Flüchtlinge Eine systematische Erfassung der rechtswidrigen Abschiebehaftfälle fehlt

Auf SZ-Anfrage verweist das Justizministerium aufs Innenressort. Dieses verweist umgekehrt aufs Justizministerium und ergänzt: Abschiebungen sind Ländersache; und alles, was die Länder nach einer Bundestagsanfrage der Linken nach Berlin meldeten, kann man auf 136 Seiten nachlesen. Nicht enthalten ist eine systematische, vergleichbare Erfassung der rechtswidrigen Abschiebehaftfälle.

Gegen Kritik hat die Bundesregierung das System ganz allgemein verteidigt, das war im November: "Erfahrungsgemäß prüfen die zuständigen Amtsgerichte Haftanträge in Abschiebungshaftfällen sehr genau". Und: "Die Bundesregierung hat keinen Zweifel daran, dass dadurch ein umfassender Schutz von Grund- und Menschenrechten gewährleistet ist." Im Jahr 2017 gab es bei rund 24 000 Abschiebungen gut 4000 Fälle von Abschiebehaft. Davon rechtswidrig? Unbekannt.

Rechtsanwalt Peter Fahlbusch aus Hannover vertritt Abschiebehäftlinge.

(Foto: Bernd Kastner)

Inzwischen ist durchgesickert, dass die Bundesregierung, wenn sie demnächst die Abschieberegeln verschärft, auch das Haftverfahren verändern will. Behörden und Richter sollen sich leichter tun, es korrekt anzuwenden. Was unterm Strich heißen dürfte: Die Anforderungen an Abschiebehaft werden gesenkt.

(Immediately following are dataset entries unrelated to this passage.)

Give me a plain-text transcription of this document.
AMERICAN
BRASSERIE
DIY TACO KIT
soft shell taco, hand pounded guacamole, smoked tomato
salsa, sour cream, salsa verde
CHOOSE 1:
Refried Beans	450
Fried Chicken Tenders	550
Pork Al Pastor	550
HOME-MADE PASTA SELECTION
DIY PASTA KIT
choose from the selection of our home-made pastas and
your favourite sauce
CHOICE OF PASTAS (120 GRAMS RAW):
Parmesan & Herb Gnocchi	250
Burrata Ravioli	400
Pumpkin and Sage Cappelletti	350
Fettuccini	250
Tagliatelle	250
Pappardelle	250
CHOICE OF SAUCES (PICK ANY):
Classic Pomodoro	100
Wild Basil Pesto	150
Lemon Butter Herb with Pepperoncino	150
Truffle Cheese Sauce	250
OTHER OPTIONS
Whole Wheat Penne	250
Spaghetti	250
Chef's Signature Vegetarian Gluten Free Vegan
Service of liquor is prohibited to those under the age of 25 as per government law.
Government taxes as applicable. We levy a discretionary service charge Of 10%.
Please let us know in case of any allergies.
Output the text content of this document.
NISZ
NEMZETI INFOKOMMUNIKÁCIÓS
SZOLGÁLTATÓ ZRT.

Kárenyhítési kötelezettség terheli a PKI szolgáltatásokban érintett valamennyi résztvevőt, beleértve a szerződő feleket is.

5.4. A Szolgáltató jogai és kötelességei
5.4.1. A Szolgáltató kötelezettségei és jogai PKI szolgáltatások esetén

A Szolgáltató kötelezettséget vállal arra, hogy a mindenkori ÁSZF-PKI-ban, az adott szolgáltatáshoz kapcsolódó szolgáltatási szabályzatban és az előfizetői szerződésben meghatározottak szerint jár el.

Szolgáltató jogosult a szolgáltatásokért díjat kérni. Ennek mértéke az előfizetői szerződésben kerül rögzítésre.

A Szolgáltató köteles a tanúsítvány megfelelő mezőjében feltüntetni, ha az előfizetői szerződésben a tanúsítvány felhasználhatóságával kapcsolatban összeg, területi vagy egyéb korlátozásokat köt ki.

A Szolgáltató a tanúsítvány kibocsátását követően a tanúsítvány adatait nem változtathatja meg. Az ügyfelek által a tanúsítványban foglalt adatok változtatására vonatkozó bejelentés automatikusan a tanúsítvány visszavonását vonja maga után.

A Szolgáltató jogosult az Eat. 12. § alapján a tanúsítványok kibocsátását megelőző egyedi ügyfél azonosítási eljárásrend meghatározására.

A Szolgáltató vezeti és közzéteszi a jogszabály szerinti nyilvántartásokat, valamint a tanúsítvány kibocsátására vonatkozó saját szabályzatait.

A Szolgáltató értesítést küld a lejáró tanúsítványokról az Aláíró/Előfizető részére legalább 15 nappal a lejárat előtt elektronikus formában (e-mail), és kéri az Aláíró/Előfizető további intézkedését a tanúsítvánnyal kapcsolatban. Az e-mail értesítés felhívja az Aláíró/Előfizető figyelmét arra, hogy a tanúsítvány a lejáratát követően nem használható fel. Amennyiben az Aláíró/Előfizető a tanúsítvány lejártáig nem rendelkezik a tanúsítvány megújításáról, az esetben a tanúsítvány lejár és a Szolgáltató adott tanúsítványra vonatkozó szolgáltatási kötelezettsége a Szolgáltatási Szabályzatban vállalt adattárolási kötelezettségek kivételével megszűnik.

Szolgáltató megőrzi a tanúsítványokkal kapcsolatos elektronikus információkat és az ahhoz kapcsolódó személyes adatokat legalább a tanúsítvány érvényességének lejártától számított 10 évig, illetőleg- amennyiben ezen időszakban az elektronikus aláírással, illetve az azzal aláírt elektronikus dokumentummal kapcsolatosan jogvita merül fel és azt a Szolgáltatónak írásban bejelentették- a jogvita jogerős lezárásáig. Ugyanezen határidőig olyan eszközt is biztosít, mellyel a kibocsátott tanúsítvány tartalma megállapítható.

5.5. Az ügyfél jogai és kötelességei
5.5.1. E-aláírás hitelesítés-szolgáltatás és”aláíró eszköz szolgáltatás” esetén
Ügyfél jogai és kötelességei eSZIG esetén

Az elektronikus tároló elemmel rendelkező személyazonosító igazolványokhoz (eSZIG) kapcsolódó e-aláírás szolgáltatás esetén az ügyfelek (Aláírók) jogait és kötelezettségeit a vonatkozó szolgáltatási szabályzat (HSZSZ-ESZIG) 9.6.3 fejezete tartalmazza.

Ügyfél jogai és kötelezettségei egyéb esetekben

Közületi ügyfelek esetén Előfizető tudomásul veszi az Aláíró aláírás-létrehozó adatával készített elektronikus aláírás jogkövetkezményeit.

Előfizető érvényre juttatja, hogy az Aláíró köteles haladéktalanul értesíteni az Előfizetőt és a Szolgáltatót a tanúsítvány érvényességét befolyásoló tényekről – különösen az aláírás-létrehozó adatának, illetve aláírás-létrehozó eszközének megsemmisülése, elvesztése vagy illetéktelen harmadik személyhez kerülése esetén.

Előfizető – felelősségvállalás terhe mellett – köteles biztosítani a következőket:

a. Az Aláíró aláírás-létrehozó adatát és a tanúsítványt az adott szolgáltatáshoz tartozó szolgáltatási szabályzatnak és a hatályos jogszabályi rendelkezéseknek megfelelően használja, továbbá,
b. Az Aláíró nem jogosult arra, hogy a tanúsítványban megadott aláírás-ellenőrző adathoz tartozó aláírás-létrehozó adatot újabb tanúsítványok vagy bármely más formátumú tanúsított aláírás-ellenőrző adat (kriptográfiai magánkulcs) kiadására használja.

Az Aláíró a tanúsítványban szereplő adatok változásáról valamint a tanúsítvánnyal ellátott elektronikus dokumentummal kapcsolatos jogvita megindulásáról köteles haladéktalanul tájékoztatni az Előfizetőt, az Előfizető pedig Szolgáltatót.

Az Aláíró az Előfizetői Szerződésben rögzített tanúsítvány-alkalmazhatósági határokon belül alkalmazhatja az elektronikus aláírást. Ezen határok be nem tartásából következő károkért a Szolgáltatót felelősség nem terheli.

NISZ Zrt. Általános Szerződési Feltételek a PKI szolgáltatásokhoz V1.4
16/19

Was haben jene Flüchtlinge überhaupt davon, wenn ihre Haft für unrechtmäßig erklärt wird? Die meisten sind tatsächlich ausreisepflichtig und dann, wenn sie obsiegen, längst weg. Manche, sagt Fahlbusch, freuen sich über ein paar hundert Euro Haftentschädigung. Andere sind froh, dass sie die Haftkosten von oft vielen tausend Euro nicht zahlen müssen, wenn sie später legal wieder einreisen. Für fast alle aber sei es emotional wichtig: "Man gibt ihnen ein Stück Würde zurück", sagt Fahlbusch. "Die Botschaft lautet: Du hast Rechte."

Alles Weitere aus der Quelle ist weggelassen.